This is a response to VC 33 Holly 16 ("Dating Daze")...
Dear Josh:
Like you, I was (and, I hope, still am) a kind soul who doesn't like to fight, and I got beat up more than once when I was your age.
Even then, I knew I was smarter than my tormentors, that in some sense I was "right" and they were "wrong," but this knowledge didn't do me much good. Trying to reason with them only made things worse. I tried to maintain a sense of dignity, but this was not always feasible. Sometimes you just can't win.
Now that I'm older I can see some things I couldn't see then. I now understand, for example, that the kids who beat me up were themselves beaten up many more times than I ever was, often by their own parents. I can also testify that, despite all the awkward and embarassing situations I had to endure, my life gradually got better and better and their lives gradually got worse and worse. That's not always true, by the way, so don't get smug about it, but it's often true and, though sad, is also a consolation.
The one piece of solid advice I have is never to give in to fear. Bullies are predators: they smell fear and once you cave in to them they will enslave you. So, if there's no easy escape, stand up to them, accept your pounding, and get it over with. After that they will (usually) leave you alone.
One thing I didn't do when I was young that I sometimes think I should have done is to learn how to fight. Not so I could get into more fights, or not even so I could have a better chance of coming out on top, but just to develop more of a sense of confidence. If you can find a gentle teacher, it might be something to look into. Fear is the enemy! Overcome your own fear and you will triumph.
As you are apparently already discovering, girls are a FAR more deadly threat than bullies.

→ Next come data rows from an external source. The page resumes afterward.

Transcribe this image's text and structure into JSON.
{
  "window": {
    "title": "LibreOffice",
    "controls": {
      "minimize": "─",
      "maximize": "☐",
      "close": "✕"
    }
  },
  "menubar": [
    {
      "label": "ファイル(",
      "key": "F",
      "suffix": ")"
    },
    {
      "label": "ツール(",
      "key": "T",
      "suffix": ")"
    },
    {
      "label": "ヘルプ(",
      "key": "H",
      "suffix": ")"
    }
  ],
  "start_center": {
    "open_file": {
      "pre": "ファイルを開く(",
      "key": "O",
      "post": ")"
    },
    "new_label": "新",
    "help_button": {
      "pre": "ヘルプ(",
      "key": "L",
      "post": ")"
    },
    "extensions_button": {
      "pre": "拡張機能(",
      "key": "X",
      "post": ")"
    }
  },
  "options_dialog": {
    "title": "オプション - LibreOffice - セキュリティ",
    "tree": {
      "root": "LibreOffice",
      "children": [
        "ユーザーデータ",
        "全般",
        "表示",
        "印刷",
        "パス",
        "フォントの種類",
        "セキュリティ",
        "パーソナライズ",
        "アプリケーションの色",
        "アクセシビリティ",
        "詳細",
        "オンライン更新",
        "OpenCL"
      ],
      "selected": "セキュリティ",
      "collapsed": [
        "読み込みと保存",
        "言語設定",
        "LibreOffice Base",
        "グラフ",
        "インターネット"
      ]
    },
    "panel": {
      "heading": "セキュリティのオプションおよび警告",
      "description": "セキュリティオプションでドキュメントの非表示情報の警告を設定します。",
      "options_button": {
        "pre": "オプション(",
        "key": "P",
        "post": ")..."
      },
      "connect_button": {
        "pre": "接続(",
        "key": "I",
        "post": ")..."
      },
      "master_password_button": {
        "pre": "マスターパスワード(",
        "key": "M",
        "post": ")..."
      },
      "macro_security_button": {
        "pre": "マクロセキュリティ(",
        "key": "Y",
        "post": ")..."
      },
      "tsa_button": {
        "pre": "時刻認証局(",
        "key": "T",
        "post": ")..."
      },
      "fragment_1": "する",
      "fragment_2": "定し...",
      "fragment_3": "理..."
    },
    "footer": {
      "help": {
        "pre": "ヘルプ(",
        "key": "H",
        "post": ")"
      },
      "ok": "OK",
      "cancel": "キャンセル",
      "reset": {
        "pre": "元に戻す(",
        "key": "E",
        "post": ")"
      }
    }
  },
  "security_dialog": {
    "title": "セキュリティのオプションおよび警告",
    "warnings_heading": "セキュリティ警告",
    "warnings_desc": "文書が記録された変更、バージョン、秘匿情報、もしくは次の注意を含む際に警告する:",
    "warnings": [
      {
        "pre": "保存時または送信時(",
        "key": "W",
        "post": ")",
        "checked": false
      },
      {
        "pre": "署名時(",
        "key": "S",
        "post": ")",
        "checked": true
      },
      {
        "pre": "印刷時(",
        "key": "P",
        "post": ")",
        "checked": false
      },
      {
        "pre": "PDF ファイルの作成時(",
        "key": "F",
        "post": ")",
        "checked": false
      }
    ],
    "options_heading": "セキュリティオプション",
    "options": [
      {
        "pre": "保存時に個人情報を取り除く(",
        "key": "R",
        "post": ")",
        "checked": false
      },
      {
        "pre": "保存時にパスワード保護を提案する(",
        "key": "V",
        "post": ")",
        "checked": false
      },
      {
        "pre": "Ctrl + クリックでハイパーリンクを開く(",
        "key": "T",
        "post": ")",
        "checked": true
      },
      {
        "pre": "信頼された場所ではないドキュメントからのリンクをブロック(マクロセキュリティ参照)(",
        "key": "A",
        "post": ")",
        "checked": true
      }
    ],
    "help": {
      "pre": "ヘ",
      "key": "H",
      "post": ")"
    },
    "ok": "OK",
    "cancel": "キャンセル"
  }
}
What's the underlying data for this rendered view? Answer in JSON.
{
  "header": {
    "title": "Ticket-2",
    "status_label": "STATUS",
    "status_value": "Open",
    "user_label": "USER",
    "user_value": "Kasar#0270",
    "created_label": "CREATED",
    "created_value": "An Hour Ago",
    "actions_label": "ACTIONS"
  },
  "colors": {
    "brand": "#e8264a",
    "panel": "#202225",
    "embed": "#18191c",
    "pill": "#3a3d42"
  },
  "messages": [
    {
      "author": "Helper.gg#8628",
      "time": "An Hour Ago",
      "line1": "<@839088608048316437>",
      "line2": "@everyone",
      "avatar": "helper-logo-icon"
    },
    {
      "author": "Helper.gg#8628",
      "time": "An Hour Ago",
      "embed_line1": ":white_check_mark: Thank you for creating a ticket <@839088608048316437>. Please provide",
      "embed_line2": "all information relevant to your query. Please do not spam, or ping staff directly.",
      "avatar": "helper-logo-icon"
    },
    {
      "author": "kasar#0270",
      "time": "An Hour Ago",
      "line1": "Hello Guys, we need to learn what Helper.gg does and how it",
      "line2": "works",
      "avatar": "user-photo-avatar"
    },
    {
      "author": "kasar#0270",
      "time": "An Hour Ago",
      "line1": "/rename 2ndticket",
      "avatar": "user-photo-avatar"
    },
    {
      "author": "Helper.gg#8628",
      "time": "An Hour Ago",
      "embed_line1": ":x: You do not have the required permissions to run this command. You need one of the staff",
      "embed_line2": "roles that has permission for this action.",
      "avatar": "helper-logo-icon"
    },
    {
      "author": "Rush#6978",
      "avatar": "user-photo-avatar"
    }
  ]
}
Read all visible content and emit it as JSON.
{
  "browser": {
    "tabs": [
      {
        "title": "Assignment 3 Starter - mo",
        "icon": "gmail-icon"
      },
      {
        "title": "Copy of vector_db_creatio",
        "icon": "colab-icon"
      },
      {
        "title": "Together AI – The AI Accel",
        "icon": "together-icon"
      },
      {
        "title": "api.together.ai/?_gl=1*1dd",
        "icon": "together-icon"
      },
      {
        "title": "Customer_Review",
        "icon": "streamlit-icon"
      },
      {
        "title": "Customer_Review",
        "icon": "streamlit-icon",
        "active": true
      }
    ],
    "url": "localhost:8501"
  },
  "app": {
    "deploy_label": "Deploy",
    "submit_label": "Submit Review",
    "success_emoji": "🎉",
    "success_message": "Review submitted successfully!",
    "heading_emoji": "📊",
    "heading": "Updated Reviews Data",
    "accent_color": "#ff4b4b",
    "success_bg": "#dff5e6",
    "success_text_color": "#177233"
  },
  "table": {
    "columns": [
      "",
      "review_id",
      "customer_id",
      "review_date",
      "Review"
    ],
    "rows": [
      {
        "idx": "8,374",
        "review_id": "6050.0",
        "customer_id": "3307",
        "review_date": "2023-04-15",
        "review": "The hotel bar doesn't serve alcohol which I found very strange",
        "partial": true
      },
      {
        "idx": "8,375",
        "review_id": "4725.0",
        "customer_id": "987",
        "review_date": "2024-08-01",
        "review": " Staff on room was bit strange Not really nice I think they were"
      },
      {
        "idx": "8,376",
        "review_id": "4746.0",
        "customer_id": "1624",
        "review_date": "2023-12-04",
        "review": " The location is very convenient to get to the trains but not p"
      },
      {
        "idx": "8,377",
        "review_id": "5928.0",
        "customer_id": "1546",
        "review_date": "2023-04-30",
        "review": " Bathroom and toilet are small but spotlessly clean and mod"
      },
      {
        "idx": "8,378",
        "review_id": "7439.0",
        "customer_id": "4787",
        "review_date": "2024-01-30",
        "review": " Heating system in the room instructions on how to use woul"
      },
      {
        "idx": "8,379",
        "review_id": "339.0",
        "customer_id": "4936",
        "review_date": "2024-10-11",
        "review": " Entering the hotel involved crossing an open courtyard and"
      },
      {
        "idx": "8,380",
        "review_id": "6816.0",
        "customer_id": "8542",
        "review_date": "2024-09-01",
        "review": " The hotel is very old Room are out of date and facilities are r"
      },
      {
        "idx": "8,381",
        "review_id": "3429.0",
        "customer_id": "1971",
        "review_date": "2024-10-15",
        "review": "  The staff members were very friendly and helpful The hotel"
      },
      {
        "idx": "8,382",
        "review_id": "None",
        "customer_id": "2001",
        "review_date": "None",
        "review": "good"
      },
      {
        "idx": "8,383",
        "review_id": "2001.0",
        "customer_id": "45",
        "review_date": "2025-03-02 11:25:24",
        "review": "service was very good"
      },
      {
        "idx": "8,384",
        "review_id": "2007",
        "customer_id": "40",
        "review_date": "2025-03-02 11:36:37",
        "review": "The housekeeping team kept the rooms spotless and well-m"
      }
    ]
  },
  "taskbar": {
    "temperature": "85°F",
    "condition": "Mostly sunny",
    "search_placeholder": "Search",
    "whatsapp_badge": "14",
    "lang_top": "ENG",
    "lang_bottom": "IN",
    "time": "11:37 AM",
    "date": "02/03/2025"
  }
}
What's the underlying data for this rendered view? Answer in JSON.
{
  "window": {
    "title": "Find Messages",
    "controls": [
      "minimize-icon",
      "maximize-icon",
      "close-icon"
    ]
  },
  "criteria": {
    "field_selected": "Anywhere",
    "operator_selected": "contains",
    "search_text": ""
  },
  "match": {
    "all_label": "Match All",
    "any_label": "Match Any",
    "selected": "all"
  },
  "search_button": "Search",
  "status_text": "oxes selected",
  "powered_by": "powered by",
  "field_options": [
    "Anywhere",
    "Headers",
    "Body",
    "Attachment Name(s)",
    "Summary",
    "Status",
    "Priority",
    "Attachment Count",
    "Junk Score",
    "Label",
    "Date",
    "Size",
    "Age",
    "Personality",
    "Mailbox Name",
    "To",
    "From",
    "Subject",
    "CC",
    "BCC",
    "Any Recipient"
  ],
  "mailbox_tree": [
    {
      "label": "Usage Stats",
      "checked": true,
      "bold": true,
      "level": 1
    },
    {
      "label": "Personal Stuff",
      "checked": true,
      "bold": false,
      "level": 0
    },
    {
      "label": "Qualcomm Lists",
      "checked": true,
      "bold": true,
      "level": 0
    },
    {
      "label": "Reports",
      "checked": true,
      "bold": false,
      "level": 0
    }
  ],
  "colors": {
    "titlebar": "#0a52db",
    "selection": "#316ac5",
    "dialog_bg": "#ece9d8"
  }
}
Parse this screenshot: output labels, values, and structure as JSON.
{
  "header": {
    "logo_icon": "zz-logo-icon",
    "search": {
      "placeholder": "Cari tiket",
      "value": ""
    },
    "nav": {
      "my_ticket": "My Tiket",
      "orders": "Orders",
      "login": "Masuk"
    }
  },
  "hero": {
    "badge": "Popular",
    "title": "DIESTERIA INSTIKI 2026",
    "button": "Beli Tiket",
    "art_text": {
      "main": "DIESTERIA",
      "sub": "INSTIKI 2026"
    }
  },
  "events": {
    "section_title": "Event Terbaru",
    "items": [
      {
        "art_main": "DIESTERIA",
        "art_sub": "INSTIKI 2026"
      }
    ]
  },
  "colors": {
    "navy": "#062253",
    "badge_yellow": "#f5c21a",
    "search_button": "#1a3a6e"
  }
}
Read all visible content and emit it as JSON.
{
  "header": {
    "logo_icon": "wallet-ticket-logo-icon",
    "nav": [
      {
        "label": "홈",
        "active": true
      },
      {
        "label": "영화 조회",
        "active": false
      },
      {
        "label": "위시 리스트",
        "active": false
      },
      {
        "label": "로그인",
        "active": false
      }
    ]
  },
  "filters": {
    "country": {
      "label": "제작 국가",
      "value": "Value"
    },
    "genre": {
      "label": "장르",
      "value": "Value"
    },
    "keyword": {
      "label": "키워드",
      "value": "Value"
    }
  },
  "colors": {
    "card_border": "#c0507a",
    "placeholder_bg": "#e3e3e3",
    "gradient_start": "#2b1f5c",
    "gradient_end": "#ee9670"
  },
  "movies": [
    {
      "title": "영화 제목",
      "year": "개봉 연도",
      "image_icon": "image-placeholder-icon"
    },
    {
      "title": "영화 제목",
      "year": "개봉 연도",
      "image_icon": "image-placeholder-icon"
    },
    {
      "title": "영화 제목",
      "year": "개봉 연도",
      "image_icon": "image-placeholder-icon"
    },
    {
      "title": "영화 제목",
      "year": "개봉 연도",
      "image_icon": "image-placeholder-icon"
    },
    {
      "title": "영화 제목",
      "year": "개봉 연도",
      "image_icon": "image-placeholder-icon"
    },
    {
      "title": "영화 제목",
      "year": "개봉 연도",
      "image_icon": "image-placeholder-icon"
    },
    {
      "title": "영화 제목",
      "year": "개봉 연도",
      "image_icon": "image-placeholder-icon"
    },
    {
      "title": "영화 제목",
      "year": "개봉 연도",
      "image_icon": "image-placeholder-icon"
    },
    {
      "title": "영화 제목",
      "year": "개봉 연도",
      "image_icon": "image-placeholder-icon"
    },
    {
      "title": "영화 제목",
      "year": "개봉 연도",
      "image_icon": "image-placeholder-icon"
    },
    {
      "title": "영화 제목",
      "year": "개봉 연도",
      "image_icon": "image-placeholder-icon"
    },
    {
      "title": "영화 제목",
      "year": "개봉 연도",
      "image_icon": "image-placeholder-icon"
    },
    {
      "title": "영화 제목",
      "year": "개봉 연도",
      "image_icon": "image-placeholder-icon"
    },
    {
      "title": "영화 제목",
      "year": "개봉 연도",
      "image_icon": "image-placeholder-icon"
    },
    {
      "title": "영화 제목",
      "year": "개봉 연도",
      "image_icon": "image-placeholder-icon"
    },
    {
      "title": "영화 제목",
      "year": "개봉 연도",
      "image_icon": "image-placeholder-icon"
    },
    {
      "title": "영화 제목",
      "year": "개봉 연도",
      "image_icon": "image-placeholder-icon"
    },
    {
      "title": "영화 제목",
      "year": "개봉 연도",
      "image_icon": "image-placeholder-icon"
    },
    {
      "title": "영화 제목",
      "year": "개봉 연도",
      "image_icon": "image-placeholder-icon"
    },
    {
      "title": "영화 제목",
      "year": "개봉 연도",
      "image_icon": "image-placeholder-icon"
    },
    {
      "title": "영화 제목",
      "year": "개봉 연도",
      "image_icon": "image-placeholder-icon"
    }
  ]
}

If you're anything like me you are much more afraid of making a total fool of yourself in front of someone you like than you are of getting pounded. But this is precisely where you must stand your ground!
Giving in to this kind of fear is where your greatest danger lies. For if you are afraid to be embarrassed, you will stop taking chances, and you will miss out on the sweetest things in life. Resign yourself to the fact that you will make mistakes and you will be embarrassed again and again. But learn to forgive yourself. And hold on: there are better days ahead!